As an aside: I am very interested to see how this system flies when we get to environments with lots of very complex unknown organics, formed under hard to replicate conditions, such as Titan! I suspect they will already be building a database using reactions that can take place at cryogenic temperatures but that, as they say, is a different story.

Posted by: marsbug Jul 29 2019, 11:47 PM

I just found http://www.planetary.org/blogs/emily-lakdawalla/2012/curiosity-instrument-sam.html breakdown of the SAM lab, and including the GCMS. Good lord, she's a monster - six columns on the GC. I hated swapping columns on a single column system, this would drive me insane... Not that the columns can be changed on Mars, so I guess that makes sense since on Earth we could just swap the columns out to tackle different sample types. The article really hammers home that the GCMS is part of a battery of interconnected chemical analysis systems in SAM. I suspect that anything SAM as a whole truly cannot identify on its own will be real 'sit up and pay attention' stuff

Posted by: JRehling Jul 30 2019, 02:30 AM

That's a superb explanation, marsbug! Thanks for elevating the discussion!

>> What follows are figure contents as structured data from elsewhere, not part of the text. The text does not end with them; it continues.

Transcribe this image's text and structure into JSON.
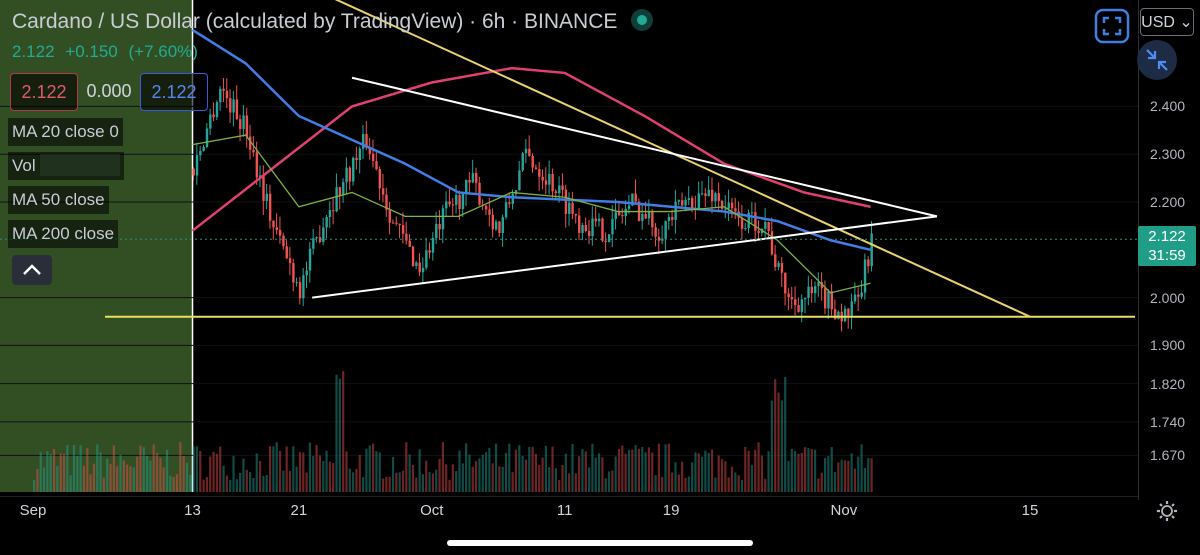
{
  "header": {
    "title": "Cardano / US Dollar (calculated by TradingView) · 6h · BINANCE",
    "last": "2.122",
    "change": "+0.150",
    "change_pct": "(+7.60%)"
  },
  "quote": {
    "bid": "2.122",
    "spread": "0.000",
    "ask": "2.122"
  },
  "indicators": [
    {
      "label": "MA 20 close 0"
    },
    {
      "label": "Vol"
    },
    {
      "label": "MA 50 close"
    },
    {
      "label": "MA 200 close"
    }
  ],
  "toolbar": {
    "currency": "USD",
    "currency_caret": "⌄"
  },
  "price_tag": {
    "price": "2.122",
    "countdown": "31:59"
  },
  "colors": {
    "up": "#26a69a",
    "down": "#ef5350",
    "ma20": "#7cb342",
    "ma50": "#3f7fe3",
    "ma200": "#e04070",
    "trendline": "#e9d36c",
    "triangle": "#ffffff",
    "support": "#e8e05a"
  },
  "chart_data": {
    "type": "candlestick",
    "x_ticks": [
      {
        "label": "Sep",
        "date": "2021-09-01"
      },
      {
        "label": "13",
        "date": "2021-09-13"
      },
      {
        "label": "21",
        "date": "2021-09-21"
      },
      {
        "label": "Oct",
        "date": "2021-10-01"
      },
      {
        "label": "11",
        "date": "2021-10-11"
      },
      {
        "label": "19",
        "date": "2021-10-19"
      },
      {
        "label": "Nov",
        "date": "2021-11-01"
      },
      {
        "label": "15",
        "date": "2021-11-15"
      }
    ],
    "y_ticks": [
      "2.400",
      "2.300",
      "2.200",
      "2.000",
      "1.900",
      "1.820",
      "1.740",
      "1.670"
    ],
    "y_tick_values": [
      2.4,
      2.3,
      2.2,
      2.0,
      1.9,
      1.82,
      1.74,
      1.67
    ],
    "last_price": 2.122,
    "close_path": [
      [
        "2021-09-13",
        2.27
      ],
      [
        "2021-09-15",
        2.44
      ],
      [
        "2021-09-17",
        2.35
      ],
      [
        "2021-09-19",
        2.15
      ],
      [
        "2021-09-21",
        2.02
      ],
      [
        "2021-09-23",
        2.18
      ],
      [
        "2021-09-26",
        2.33
      ],
      [
        "2021-09-28",
        2.16
      ],
      [
        "2021-09-30",
        2.06
      ],
      [
        "2021-10-02",
        2.18
      ],
      [
        "2021-10-04",
        2.24
      ],
      [
        "2021-10-06",
        2.14
      ],
      [
        "2021-10-08",
        2.3
      ],
      [
        "2021-10-10",
        2.24
      ],
      [
        "2021-10-12",
        2.16
      ],
      [
        "2021-10-14",
        2.14
      ],
      [
        "2021-10-16",
        2.2
      ],
      [
        "2021-10-18",
        2.14
      ],
      [
        "2021-10-20",
        2.2
      ],
      [
        "2021-10-22",
        2.22
      ],
      [
        "2021-10-24",
        2.16
      ],
      [
        "2021-10-26",
        2.16
      ],
      [
        "2021-10-27",
        2.05
      ],
      [
        "2021-10-28",
        1.99
      ],
      [
        "2021-10-30",
        2.01
      ],
      [
        "2021-11-01",
        1.96
      ],
      [
        "2021-11-02",
        1.99
      ],
      [
        "2021-11-03",
        2.122
      ]
    ],
    "ma20": [
      [
        "2021-09-13",
        2.32
      ],
      [
        "2021-09-17",
        2.34
      ],
      [
        "2021-09-21",
        2.19
      ],
      [
        "2021-09-25",
        2.22
      ],
      [
        "2021-09-29",
        2.17
      ],
      [
        "2021-10-03",
        2.17
      ],
      [
        "2021-10-07",
        2.22
      ],
      [
        "2021-10-11",
        2.21
      ],
      [
        "2021-10-15",
        2.18
      ],
      [
        "2021-10-19",
        2.18
      ],
      [
        "2021-10-23",
        2.19
      ],
      [
        "2021-10-27",
        2.12
      ],
      [
        "2021-10-31",
        2.01
      ],
      [
        "2021-11-03",
        2.03
      ]
    ],
    "ma50": [
      [
        "2021-09-13",
        2.56
      ],
      [
        "2021-09-17",
        2.49
      ],
      [
        "2021-09-21",
        2.38
      ],
      [
        "2021-09-25",
        2.33
      ],
      [
        "2021-09-29",
        2.28
      ],
      [
        "2021-10-03",
        2.22
      ],
      [
        "2021-10-07",
        2.21
      ],
      [
        "2021-10-11",
        2.205
      ],
      [
        "2021-10-15",
        2.2
      ],
      [
        "2021-10-19",
        2.19
      ],
      [
        "2021-10-23",
        2.18
      ],
      [
        "2021-10-27",
        2.16
      ],
      [
        "2021-10-31",
        2.12
      ],
      [
        "2021-11-03",
        2.1
      ]
    ],
    "ma200": [
      [
        "2021-09-13",
        2.14
      ],
      [
        "2021-09-19",
        2.27
      ],
      [
        "2021-09-25",
        2.4
      ],
      [
        "2021-10-01",
        2.45
      ],
      [
        "2021-10-07",
        2.48
      ],
      [
        "2021-10-11",
        2.47
      ],
      [
        "2021-10-17",
        2.38
      ],
      [
        "2021-10-23",
        2.28
      ],
      [
        "2021-10-29",
        2.22
      ],
      [
        "2021-11-03",
        2.19
      ]
    ],
    "annotations": {
      "descending_trendline": [
        [
          "2021-09-17",
          2.71
        ],
        [
          "2021-11-15",
          1.96
        ]
      ],
      "triangle_upper": [
        [
          "2021-09-25",
          2.46
        ],
        [
          "2021-11-08",
          2.17
        ]
      ],
      "triangle_lower": [
        [
          "2021-09-22",
          2.0
        ],
        [
          "2021-11-08",
          2.17
        ]
      ],
      "support": 1.96
    }
  }
}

Posted by: atomoid Sep 9 2019, 08:41 PM

more recent detail on the 'boundary layer collapse' mentioned earlier by jccwrt
https://www.sciencenews.org/article/overnight-changes-in-mars-atmosphere-could-solve-a-methane-mystery

Posted by: antipode Jul 20 2021, 12:08 AM

Reviving this old thread and putting it in the general Mars area because it seems to me this potentially
related to the whole planet, not just Gale crater. Mods feel free to move this is you disagree.

In the light of this:

'Alien burp' may have been detected by NASA's Curiosity rover
https://www.livescience.com/curiosity-finds-alien-methane-source.html

Can anyone suggest/detect any structural feature in the crater that might be a possible exit point for the methane?
...and yes I know the location suggested in the paper is very notional/approximate.

P

Posted by: JRehling Jul 20 2021, 12:56 AM

Figures 3 and 4 of the preprint try to isolate the possible location of emission source locations that could have produced the two events. If the two events were produced by a source in just one location then it is pinned down pretty well. However, that area of the far NW of Gale crater, just at/inside the rim is pretty blank as a whole. There are some very ordinary looking smaller craters. One or more dry channels exist nearby / upslope. It would be a stretch to attribute with any certainty this result and the features seen nearby. It could be that what is causing the outbursts is some layer in the subsurface with no surface manifestation at all. However, it is safe to say that the target areas in question were co-located with lake in the past – but that's simply true of all of Gale as a whole.